İslam irfan geleneğinin en temel meselelerinin başında, aklı geçmişin hatıralarından ve geleceğin belirsiz beklenti ve tahayyüllerinden özgürleştirerek bugünü saf bir taakkul ile idrak etmek gelir. Geçmişin tasfiyesi ve yaşanmış hadiselerin bugünü etki altında bırakması, gelecekte yaşanması muhtemel hadiseleri şekillendirmesinin engellenmesi mühim bir gereklilik olarak görülmektedir.
Nitekim irfani geleneğin nefs ve irade terbiyesi cihetiyle ortaya çıkan yönünde temel maksat aklın; nefsani arzu ve isteklerin, duygusal değişim ve iniş çıkışların, hafızanın negatif birikimlerinin tesirinden kurtulması ve varlık, eşya ve esmanın hakiki anlamlarını idrak edebilecek makama ulaşabilmesidir.
İlim bilmektir. İrfan ise tanımak… Bilmenin karşısında zıddiyetiyle cehaleti konuşlandırırız. Aynı zamanda irfanın zıddı ise gaflettir. Gaflet için latife babından “Ayakta uyumak” tabirini kullanabiliriz. Manevi bir uyku halidir gaflet. Gafletin bir sonraki adımı dalalettir. Dalalet etimolojik köken itibariyle kaybolmak demektir. Uçsuz bucaksız bir çölün ortasında yolunu kaybetmek…
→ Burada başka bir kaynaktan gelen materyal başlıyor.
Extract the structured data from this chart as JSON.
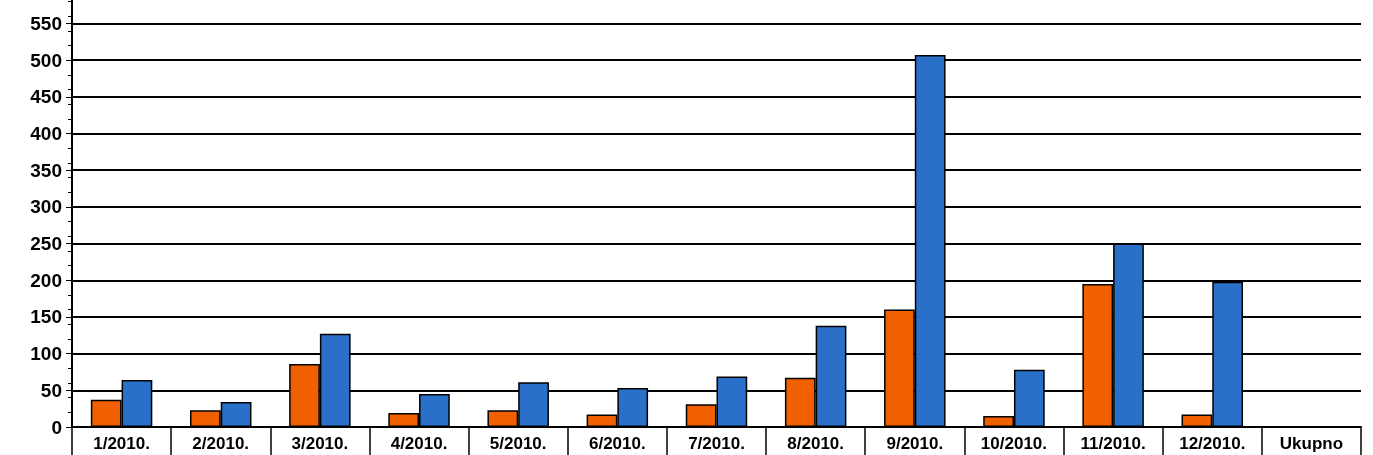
{
  "chart_data": {
    "type": "bar",
    "categories": [
      "1/2010.",
      "2/2010.",
      "3/2010.",
      "4/2010.",
      "5/2010.",
      "6/2010.",
      "7/2010.",
      "8/2010.",
      "9/2010.",
      "10/2010.",
      "11/2010.",
      "12/2010.",
      "Ukupno"
    ],
    "series": [
      {
        "color": "#f06000",
        "values": [
          37,
          23,
          86,
          19,
          23,
          17,
          31,
          67,
          160,
          15,
          195,
          17,
          null
        ]
      },
      {
        "color": "#2a70c8",
        "values": [
          64,
          34,
          127,
          45,
          61,
          53,
          69,
          138,
          507,
          78,
          250,
          198,
          null
        ]
      }
    ],
    "ylim": [
      0,
      582
    ],
    "yticks": [
      0,
      50,
      100,
      150,
      200,
      250,
      300,
      350,
      400,
      450,
      500,
      550
    ],
    "grid": "y"
  }
}
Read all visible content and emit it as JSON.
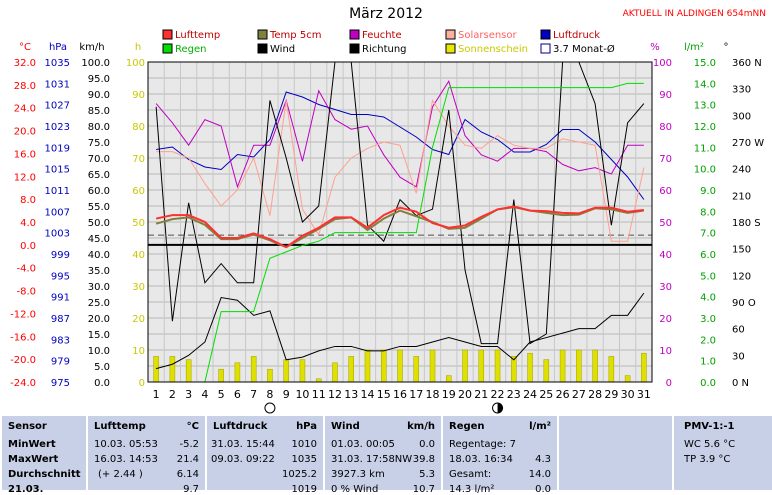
{
  "header": {
    "title": "März 2012",
    "station": "AKTUELL IN ALDINGEN 654mNN"
  },
  "legend": [
    {
      "label": "Lufttemp",
      "color": "#ff3030",
      "fill": true
    },
    {
      "label": "Temp 5cm",
      "color": "#808040",
      "fill": true
    },
    {
      "label": "Feuchte",
      "color": "#c000c0",
      "fill": true
    },
    {
      "label": "Solarsensor",
      "color": "#ffb0a0",
      "fill": true
    },
    {
      "label": "Luftdruck",
      "color": "#0000c0",
      "fill": true
    },
    {
      "label": "Regen",
      "color": "#00dd00",
      "fill": true
    },
    {
      "label": "Wind",
      "color": "#000000",
      "fill": true
    },
    {
      "label": "Richtung",
      "color": "#000000",
      "fill": true
    },
    {
      "label": "Sonnenschein",
      "color": "#e8e800",
      "fill": true
    },
    {
      "label": "3.7 Monat-Ø",
      "color": "#000080",
      "fill": false
    }
  ],
  "axis_units": {
    "temp": "°C",
    "press": "hPa",
    "wind": "km/h",
    "sun": "h",
    "hum": "%",
    "rain": "l/m²",
    "dir": "°"
  },
  "chart_data": {
    "type": "line",
    "x": [
      1,
      2,
      3,
      4,
      5,
      6,
      7,
      8,
      9,
      10,
      11,
      12,
      13,
      14,
      15,
      16,
      17,
      18,
      19,
      20,
      21,
      22,
      23,
      24,
      25,
      26,
      27,
      28,
      29,
      30,
      31
    ],
    "axes": {
      "temp": {
        "ticks": [
          "32.0",
          "28.0",
          "24.0",
          "20.0",
          "16.0",
          "12.0",
          "8.0",
          "4.0",
          "0.0",
          "-4.0",
          "-8.0",
          "-12.0",
          "-16.0",
          "-20.0",
          "-24.0"
        ],
        "min": -24,
        "max": 32,
        "color": "#ff0000"
      },
      "press": {
        "ticks": [
          "1035",
          "1031",
          "1027",
          "1023",
          "1019",
          "1015",
          "1011",
          "1007",
          "1003",
          "999",
          "995",
          "991",
          "987",
          "983",
          "979",
          "975"
        ],
        "min": 975,
        "max": 1039,
        "color": "#0000c0"
      },
      "wind": {
        "ticks": [
          "100.0",
          "95.0",
          "90.0",
          "85.0",
          "80.0",
          "75.0",
          "70.0",
          "65.0",
          "60.0",
          "55.0",
          "50.0",
          "45.0",
          "40.0",
          "35.0",
          "30.0",
          "25.0",
          "20.0",
          "15.0",
          "10.0",
          "5.0",
          "0.0"
        ],
        "min": 0,
        "max": 100,
        "color": "#000000"
      },
      "sun": {
        "ticks": [
          "100",
          "90",
          "80",
          "70",
          "60",
          "50",
          "40",
          "30",
          "20",
          "10",
          "0"
        ],
        "min": 0,
        "max": 100,
        "color": "#c8c800"
      },
      "hum": {
        "ticks": [
          "100",
          "90",
          "80",
          "70",
          "60",
          "50",
          "40",
          "30",
          "20",
          "10",
          "0"
        ],
        "min": 0,
        "max": 100,
        "color": "#c000c0"
      },
      "rain": {
        "ticks": [
          "15.0",
          "14.0",
          "13.0",
          "12.0",
          "11.0",
          "10.0",
          "9.0",
          "8.0",
          "7.0",
          "6.0",
          "5.0",
          "4.0",
          "3.0",
          "2.0",
          "1.0",
          "0.0"
        ],
        "min": 0,
        "max": 15,
        "color": "#00a000"
      },
      "dir": {
        "ticks": [
          "360 N",
          "330",
          "300",
          "270 W",
          "240",
          "210",
          "180 S",
          "150",
          "120",
          "90 O",
          "60",
          "30",
          "0 N"
        ],
        "min": 0,
        "max": 360,
        "color": "#000000"
      }
    },
    "series": [
      {
        "name": "Luftdruck",
        "axis": "press",
        "color": "#0000c0",
        "width": 1,
        "values": [
          1021.5,
          1022,
          1019.5,
          1018,
          1017.5,
          1020.5,
          1020,
          1023.5,
          1033,
          1032,
          1030.5,
          1029.5,
          1028.5,
          1028.5,
          1028,
          1026,
          1024,
          1021.5,
          1020.5,
          1027.5,
          1025,
          1023.5,
          1021,
          1021,
          1022.5,
          1025.5,
          1025.5,
          1023,
          1019.5,
          1016,
          1011.5
        ]
      },
      {
        "name": "Feuchte",
        "axis": "hum",
        "color": "#c000c0",
        "width": 1,
        "values": [
          87,
          81,
          74,
          82,
          80,
          61,
          74,
          74,
          88,
          69,
          91,
          82,
          79,
          80,
          71,
          64,
          61,
          86,
          94,
          77,
          71,
          69,
          73,
          73,
          72,
          68,
          66,
          67,
          65,
          74,
          74
        ]
      },
      {
        "name": "Solarsensor",
        "axis": "hum",
        "color": "#ffa090",
        "width": 1,
        "values": [
          72,
          72,
          70,
          62,
          55,
          60,
          70,
          52,
          88,
          54,
          46,
          64,
          70,
          73,
          75,
          74,
          59,
          88,
          80,
          74,
          73,
          77,
          74,
          73,
          73,
          76,
          75,
          74,
          44,
          44,
          67
        ]
      },
      {
        "name": "Wind",
        "axis": "wind",
        "color": "#000000",
        "width": 1,
        "values": [
          86,
          19,
          56,
          31,
          37,
          31,
          31,
          88,
          70,
          50,
          55,
          100,
          100,
          49,
          44,
          57,
          52,
          54,
          85,
          35,
          12,
          12,
          57,
          12,
          15,
          100,
          100,
          87,
          49,
          81,
          87
        ]
      },
      {
        "name": "Richtung",
        "axis": "dir",
        "color": "#000000",
        "width": 1,
        "values": [
          15,
          20,
          30,
          45,
          95,
          92,
          75,
          80,
          25,
          28,
          35,
          40,
          40,
          35,
          35,
          40,
          40,
          45,
          50,
          45,
          40,
          40,
          25,
          45,
          50,
          55,
          60,
          60,
          75,
          75,
          100
        ]
      },
      {
        "name": "Regen",
        "axis": "rain",
        "color": "#00dd00",
        "width": 1,
        "values": [
          0,
          0,
          0,
          0,
          3.3,
          3.3,
          3.3,
          5.8,
          6.1,
          6.4,
          6.6,
          7,
          7,
          7,
          7,
          7,
          7,
          11,
          13.8,
          13.8,
          13.8,
          13.8,
          13.8,
          13.8,
          13.8,
          13.8,
          13.8,
          13.8,
          13.8,
          14,
          14
        ]
      },
      {
        "name": "Temp 5cm",
        "axis": "temp",
        "color": "#808040",
        "width": 2,
        "values": [
          3.7,
          4.5,
          4.8,
          3.5,
          1.0,
          1.0,
          1.8,
          0.8,
          -0.4,
          1.2,
          2.8,
          4.5,
          4.8,
          2.6,
          4.6,
          6,
          5,
          4.0,
          2.8,
          3.0,
          4.6,
          6.2,
          6.6,
          6.0,
          5.6,
          5.2,
          5.3,
          6.4,
          6.2,
          5.6,
          6.0
        ]
      },
      {
        "name": "Lufttemp",
        "axis": "temp",
        "color": "#ff3030",
        "width": 2,
        "values": [
          4.6,
          5.2,
          5.2,
          4.0,
          1.2,
          1.2,
          2.0,
          1.0,
          -0.4,
          1.6,
          3.0,
          4.8,
          4.8,
          3.0,
          5.2,
          6.5,
          5.8,
          3.8,
          3.0,
          3.4,
          4.9,
          6.2,
          6.7,
          6.0,
          5.9,
          5.6,
          5.5,
          6.5,
          6.5,
          5.8,
          6.1
        ]
      }
    ],
    "sunshine_bars": {
      "name": "Sonnenschein",
      "axis": "wind",
      "color": "#e0e000",
      "values": [
        8,
        8,
        7,
        0,
        4,
        6,
        8,
        4,
        7,
        7,
        1,
        6,
        8,
        10,
        10,
        10,
        8,
        10,
        2,
        10,
        10,
        10,
        8,
        9,
        7,
        10,
        10,
        10,
        8,
        2,
        9
      ]
    },
    "monthly_avg_temp": 3.7,
    "reference_lines": [
      {
        "axis": "temp",
        "value": 0,
        "color": "#000000",
        "width": 2
      },
      {
        "axis": "temp",
        "value": 1.7,
        "color": "#505050",
        "width": 1,
        "dash": "6,4"
      }
    ],
    "moon": [
      {
        "day": 8,
        "phase": "full"
      },
      {
        "day": 22,
        "phase": "new"
      }
    ]
  },
  "footer": {
    "sensor": {
      "header": "Sensor",
      "rows": [
        "MinWert",
        "MaxWert",
        "Durchschnitt",
        "21.03."
      ]
    },
    "lufttemp": {
      "header": "Lufttemp",
      "unit": "°C",
      "rows": [
        [
          "10.03.  05:53",
          "-5.2"
        ],
        [
          "16.03.  14:53",
          "21.4"
        ],
        [
          "(+ 2.44 )",
          "6.14"
        ],
        [
          "",
          "9.7"
        ]
      ]
    },
    "luftdruck": {
      "header": "Luftdruck",
      "unit": "hPa",
      "rows": [
        [
          "31.03.  15:44",
          "1010"
        ],
        [
          "09.03.  09:22",
          "1035"
        ],
        [
          "",
          "1025.2"
        ],
        [
          "",
          "1019"
        ]
      ]
    },
    "wind": {
      "header": "Wind",
      "unit": "km/h",
      "rows": [
        [
          "01.03.  00:05",
          "0.0"
        ],
        [
          "31.03.  17:58NW",
          "39.8"
        ],
        [
          "3927.3 km",
          "5.3"
        ],
        [
          "0 % Wind",
          "10.7"
        ]
      ]
    },
    "regen": {
      "header": "Regen",
      "unit": "l/m²",
      "rows": [
        [
          "Regentage: 7",
          ""
        ],
        [
          "18.03.  16:34",
          "4.3"
        ],
        [
          "Gesamt:",
          "14.0"
        ],
        [
          "14.3 l/m²",
          "0.0"
        ]
      ]
    },
    "pmv": {
      "header": "PMV-1:-1",
      "rows": [
        "WC 5.6 °C",
        "TP 3.9 °C"
      ]
    }
  }
}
Efendimiz Hazreti Muhammed Mustafa (asm), kişinin en büyük düşmanının iki canibi arasında bulunan nefsi olduğunu buyurmuştur. Düşmanı olan kişi, teyakkuz halinde olmak mecburiyetindedir. Er kişi mücahede ettiği cephede nefs ve şeytan düşmanına karşı iman nöbeti tutarken, nöbet yerinde gaflete düşüp uyuyakalırsa, düşman gelir ve cepheyi tarumar eder. Bundan mütevellit, gaflete karşı yaşanan anın şuur ve idrakinde olmak, doğru zamanda doğru yerde olmak, nefsaniyetin keskin bakışlarını, sapma, saplantı ve hülyalarını törpüleyerek yaşadığımız olayların hikmetine vakıf olmak gerekmektedir. Aksi halde kişi dalaletin kızgın beyabanında kaybolur. Çölde kaybolan kişinin ise telef olması, heder olması, ziyan olması kaçınılmazdır.
Geleceğin beklentiler çarşısında takılı kalmak ve geçmişin saplantılar kıskacında boğulmak irfani geleneğin reddettiği bir haldir. İnsan, karşılaştığı her şeyde ilahi bir imtihan izi görmeli, tekamülün sırrına aşina olarak maddi perdeleri ruh pencerelerinden kaldırmalı, insan-ı kamilin reh-i aşkına kanat açmalı, zamanı aşarak zamanın ötesine seslenmelidir.